C’est l’un des effets Kiss Cool de l’explosion du rap belge. Non seulement il a réussi à s’exporter et à faire son trou en France. Mais il a aussi permis ce qui paraissait peut-être encore plus improbable: l’éclosion d’une scène néerlandophone qui parle aussi au public francophone -jusqu’à amener des festivals comme Couleur Café à créer des concepts comme Niveau 4, rassemblant sur une même scène rappeurs du nord et du sud du pays. En réalité, cette nouvelle « capillarité », on la doit surtout à un groupe -Stikstof. Et en particulier à sa plus grande gueule -Zwangere Guy. Ces dernières années, Gorik van Oudheusden, de son vrai nom, a été omniprésent, sortant deux albums et demi en deux ans, et remplissant plusieurs fois l’Ancienne Belgique.
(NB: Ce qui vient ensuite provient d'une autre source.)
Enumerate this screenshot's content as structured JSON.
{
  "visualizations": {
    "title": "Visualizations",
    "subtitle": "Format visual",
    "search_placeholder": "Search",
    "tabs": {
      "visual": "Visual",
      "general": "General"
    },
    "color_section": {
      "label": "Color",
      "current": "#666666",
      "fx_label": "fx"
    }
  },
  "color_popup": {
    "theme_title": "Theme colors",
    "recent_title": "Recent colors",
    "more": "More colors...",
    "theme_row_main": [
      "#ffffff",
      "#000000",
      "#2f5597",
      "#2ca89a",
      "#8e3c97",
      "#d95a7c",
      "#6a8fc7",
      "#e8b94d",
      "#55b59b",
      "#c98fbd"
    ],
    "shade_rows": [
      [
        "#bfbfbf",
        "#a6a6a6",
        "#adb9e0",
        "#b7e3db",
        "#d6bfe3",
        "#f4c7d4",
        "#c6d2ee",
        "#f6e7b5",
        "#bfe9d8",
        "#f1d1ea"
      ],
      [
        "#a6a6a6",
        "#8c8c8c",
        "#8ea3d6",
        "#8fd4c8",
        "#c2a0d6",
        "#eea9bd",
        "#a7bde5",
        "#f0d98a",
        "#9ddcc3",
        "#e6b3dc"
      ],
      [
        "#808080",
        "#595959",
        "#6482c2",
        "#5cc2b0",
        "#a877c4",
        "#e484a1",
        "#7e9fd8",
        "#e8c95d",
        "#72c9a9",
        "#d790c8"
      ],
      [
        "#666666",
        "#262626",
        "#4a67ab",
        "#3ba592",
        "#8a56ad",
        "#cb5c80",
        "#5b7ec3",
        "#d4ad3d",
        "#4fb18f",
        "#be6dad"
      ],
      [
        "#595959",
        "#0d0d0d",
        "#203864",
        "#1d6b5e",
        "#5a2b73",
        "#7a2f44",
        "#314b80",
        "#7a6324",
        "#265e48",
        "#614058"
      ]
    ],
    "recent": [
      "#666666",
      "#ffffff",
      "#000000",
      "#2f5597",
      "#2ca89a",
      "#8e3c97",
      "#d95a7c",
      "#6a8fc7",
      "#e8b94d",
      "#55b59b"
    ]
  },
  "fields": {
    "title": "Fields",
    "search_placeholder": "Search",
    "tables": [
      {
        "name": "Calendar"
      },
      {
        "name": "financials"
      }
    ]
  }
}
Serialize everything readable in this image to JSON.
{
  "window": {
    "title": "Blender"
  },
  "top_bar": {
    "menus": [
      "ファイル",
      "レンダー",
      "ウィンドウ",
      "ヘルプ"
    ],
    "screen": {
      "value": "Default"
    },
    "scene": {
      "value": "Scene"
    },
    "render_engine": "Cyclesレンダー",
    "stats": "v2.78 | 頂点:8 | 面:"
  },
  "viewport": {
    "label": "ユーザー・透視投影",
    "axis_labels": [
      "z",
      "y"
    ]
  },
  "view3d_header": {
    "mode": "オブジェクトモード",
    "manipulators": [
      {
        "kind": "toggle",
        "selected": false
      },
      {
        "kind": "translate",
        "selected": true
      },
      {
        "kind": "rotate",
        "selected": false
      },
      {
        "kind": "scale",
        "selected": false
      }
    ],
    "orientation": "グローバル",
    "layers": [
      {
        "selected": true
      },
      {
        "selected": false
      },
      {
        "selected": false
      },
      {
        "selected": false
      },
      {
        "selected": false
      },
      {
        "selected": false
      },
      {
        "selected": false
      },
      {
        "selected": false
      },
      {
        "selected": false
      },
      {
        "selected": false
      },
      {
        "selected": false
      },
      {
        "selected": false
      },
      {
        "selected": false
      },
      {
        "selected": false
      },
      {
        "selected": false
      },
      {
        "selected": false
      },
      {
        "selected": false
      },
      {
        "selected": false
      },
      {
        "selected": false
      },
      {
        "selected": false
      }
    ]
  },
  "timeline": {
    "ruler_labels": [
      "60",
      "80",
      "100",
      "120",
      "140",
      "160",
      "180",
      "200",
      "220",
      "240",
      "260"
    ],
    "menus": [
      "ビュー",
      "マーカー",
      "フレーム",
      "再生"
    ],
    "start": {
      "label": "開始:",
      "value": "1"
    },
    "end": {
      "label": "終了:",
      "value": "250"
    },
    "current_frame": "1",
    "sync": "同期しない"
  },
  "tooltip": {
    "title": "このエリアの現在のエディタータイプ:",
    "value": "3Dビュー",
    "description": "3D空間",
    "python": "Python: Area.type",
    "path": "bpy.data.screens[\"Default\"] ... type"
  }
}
Un succès qui aurait pu faire de l’ombre à son crew de coeur. Stikstof sort pourtant aujourd’hui un nouvel album, le quatrième. Son titre est explicite: Familie boven alles (« La famille avant tout »). Manière d’insister sur l’esprit de corps qui n’a jamais quitté une formation dont le noyau dur est composé de DJ Vega (Joris Ghysens), Astrofisiks (Paulo Rietjens) pour les productions et, au micro, Jazz Brak (Jasper De Ridder) et Zwangere Guy. Jazz: « Honnêtement, le succès de Gorik n’a apporté que du bon. Il a tiré tout le monde vers le haut et a braqué les projecteurs sur le groupe. » Zwangere Guy: « Mais attention, pour plein d’autres gens, ça ne se serait pas passé comme ça. J’ai eu la chance qu’ils aient été tout le temps à mes côtés. »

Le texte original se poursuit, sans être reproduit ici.